While there were no points on offer, we also climbed up the Baltics’ highest summit, Suur Munamägi, or Big Egg Mountain. A sign on the peak humbly admitted it was a healthy 8 330m lower than Mount Everest, although the shin- deep snow and biting wind made it feel convincingly Himalayan.
Cathedral Square, Vilnius, Lithuania.
Leaving the Haanja Upland, we drove along the western shore of Lake Peipus, inhabited by Estonia’s Russian-speaking minority. There, on an icy rural lane, we spotted an old man wearing a thin coat and leather-soled shoes, without a hat or gloves, floundering in a snow-filled ditch. Stopping, I clambered down and offered him a hand. ‘I do not want your help,’ he snarled in surprisingly decent English, roughly pushing me off, falling flat on his back again. After a few more similar exchanges, we drove off and left him, rather nonplussed. It was -20°C and would be dark in an hour.
As the snow continued to fall, the road conditions got quite challenging though, for a novice, I think I handled them reasonably well – excepting the one occasion we pirouetted through a junction, and the time we hit black ice and snaked down the highway at 100 km/h, staring helplessly into the headlights of an oncoming lorry.
The final stage was from Tartu to Tallinn in a full-on blizzard, replete with slanting snow, freezing fog and a gusting wind that whipped snowdrifts across the road so I could barely see beyond the bonnet. With the Nissan backfiring and stuttering, and its tail lights not really working, we slithered gratefully into the hotel parking lot down by the port. Despite the lack of a chequered flag or cheering crowd, we felt a surge of elation as if we’d won a Grand Prix – even if the Germans were quick to point out they’d beaten us in. After nine days and nearly 3 000 km, you might expect there to be a small pang in my heart when I handed back the Nissan’s keys to Attila, but there was not.
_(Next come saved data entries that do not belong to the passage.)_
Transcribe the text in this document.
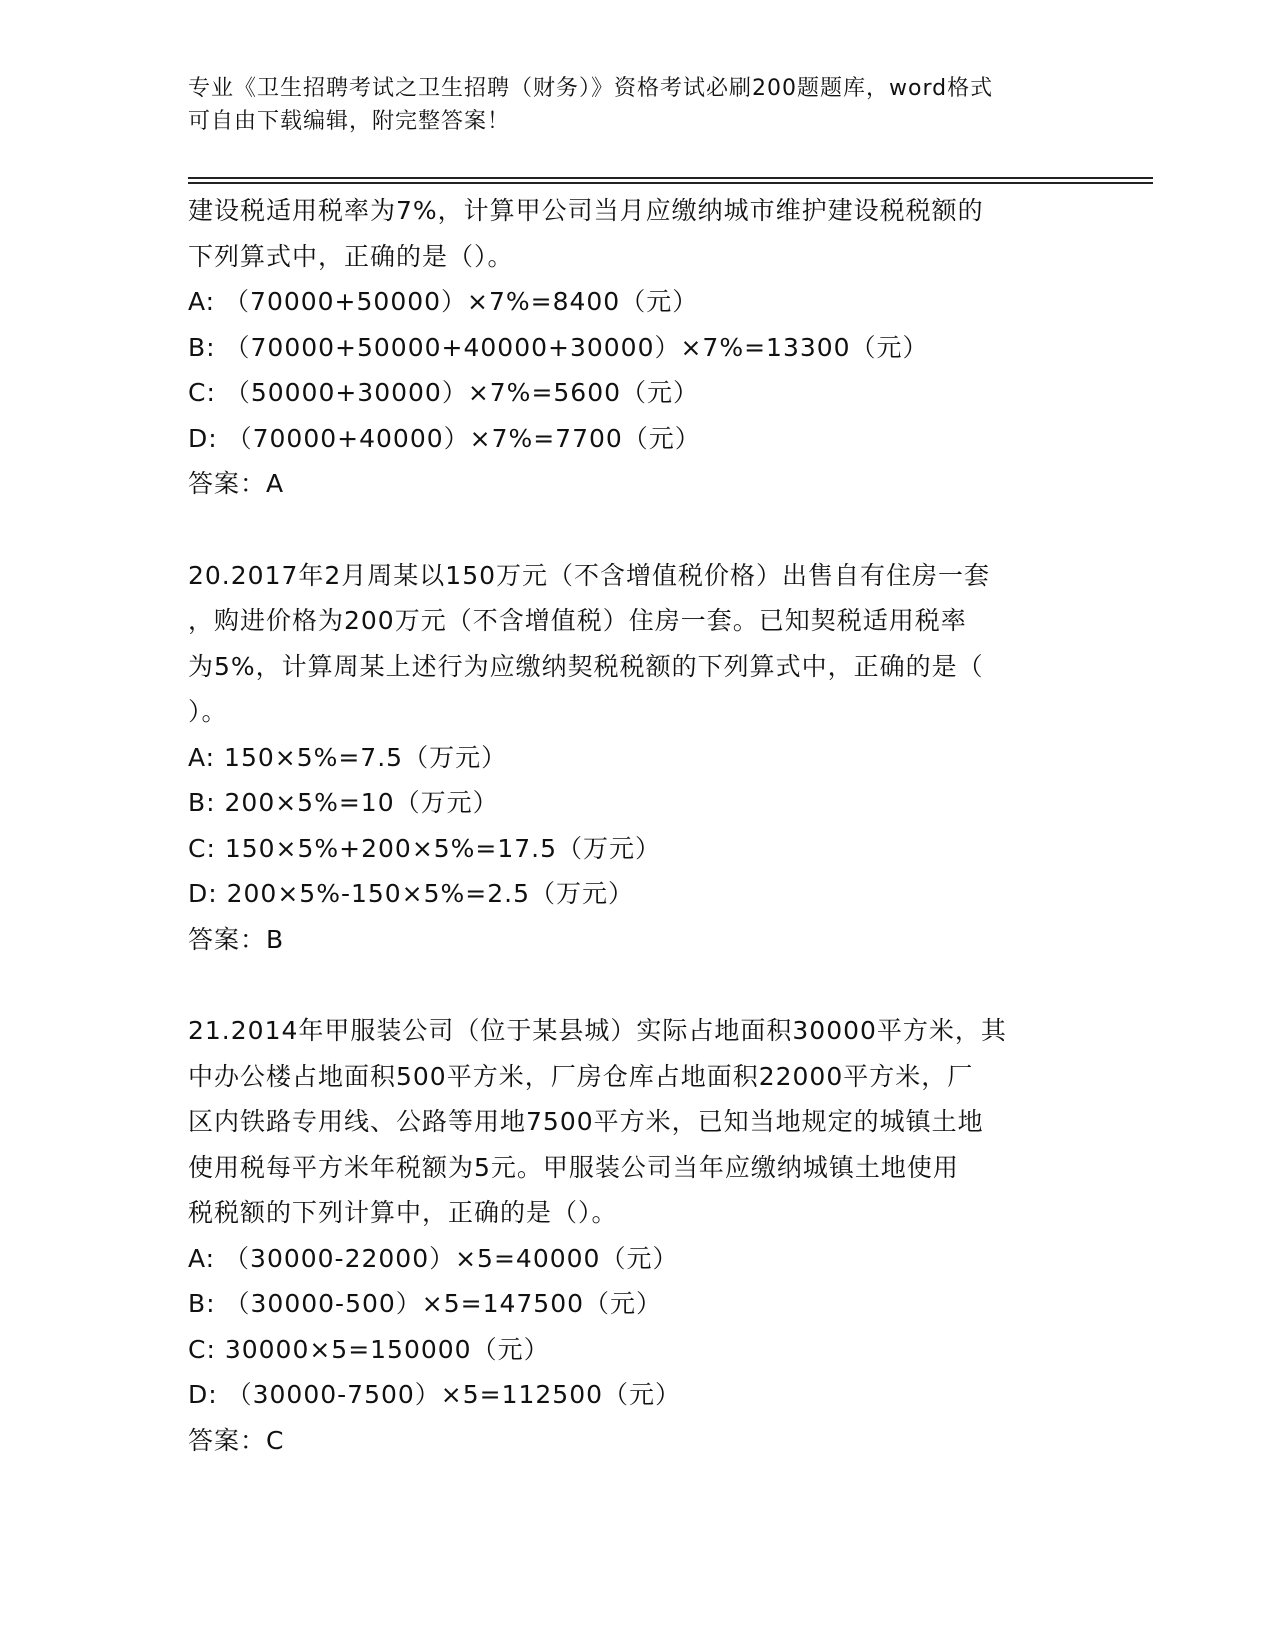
专业《卫生招聘考试之卫生招聘（财务）》资格考试必刷200题题库，word格式
可自由下载编辑，附完整答案！
建设税适用税率为7%，计算甲公司当月应缴纳城市维护建设税税额的
下列算式中，正确的是（）。
A: （70000+50000）×7%=8400（元）
B: （70000+50000+40000+30000）×7%=13300（元）
C: （50000+30000）×7%=5600（元）
D: （70000+40000）×7%=7700（元）
答案：A
20.2017年2月周某以150万元（不含增值税价格）出售自有住房一套
，购进价格为200万元（不含增值税）住房一套。已知契税适用税率
为5%，计算周某上述行为应缴纳契税税额的下列算式中，正确的是（
）。
A: 150×5%=7.5（万元）
B: 200×5%=10（万元）
C: 150×5%+200×5%=17.5（万元）
D: 200×5%-150×5%=2.5（万元）
答案：B
21.2014年甲服装公司（位于某县城）实际占地面积30000平方米，其
中办公楼占地面积500平方米，厂房仓库占地面积22000平方米，厂
区内铁路专用线、公路等用地7500平方米，已知当地规定的城镇土地
使用税每平方米年税额为5元。甲服装公司当年应缴纳城镇土地使用
税税额的下列计算中，正确的是（）。
A: （30000-22000）×5=40000（元）
B: （30000-500）×5=147500（元）
C: 30000×5=150000（元）
D: （30000-7500）×5=112500（元）
答案：C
That evening, in a pub in the old town, the Danes explained how they’d repaired their headlights with chewing gum; the Indians recounted how they’d skidded into a ditch; the Germans were declared the overall winners; and we all celebrated like people who didn’t have to get up in the dark to shovel snow off the car.
The Taxibob in Sigulda, Latvia, is one of the top winter attractions for visitors.
GOOD TO KNOW
The Baltic Run is an organised annual event. The next one starts in Kraków (Poland) on 28 December 2017, ending in Tallinn (Estonia) on 5 January 2018. www.balticrun.com
There are various packages available. The most comprehensive, including hotel accommodation, local SIM card and 4WD vehicle, costs 4 650 euros for a team of two.
EasyJet and Ryanair serve Kraków and Tallinn from London.
South African citizens will require a Schengen visa. The Polish consulate is possibly the best one to contact. The organisers can assist you with the necessary documentation.
What to pack
Remember to take very warm clothes (including boots, gloves and a beanie), in case your car breaks down and it’s -25°C outside.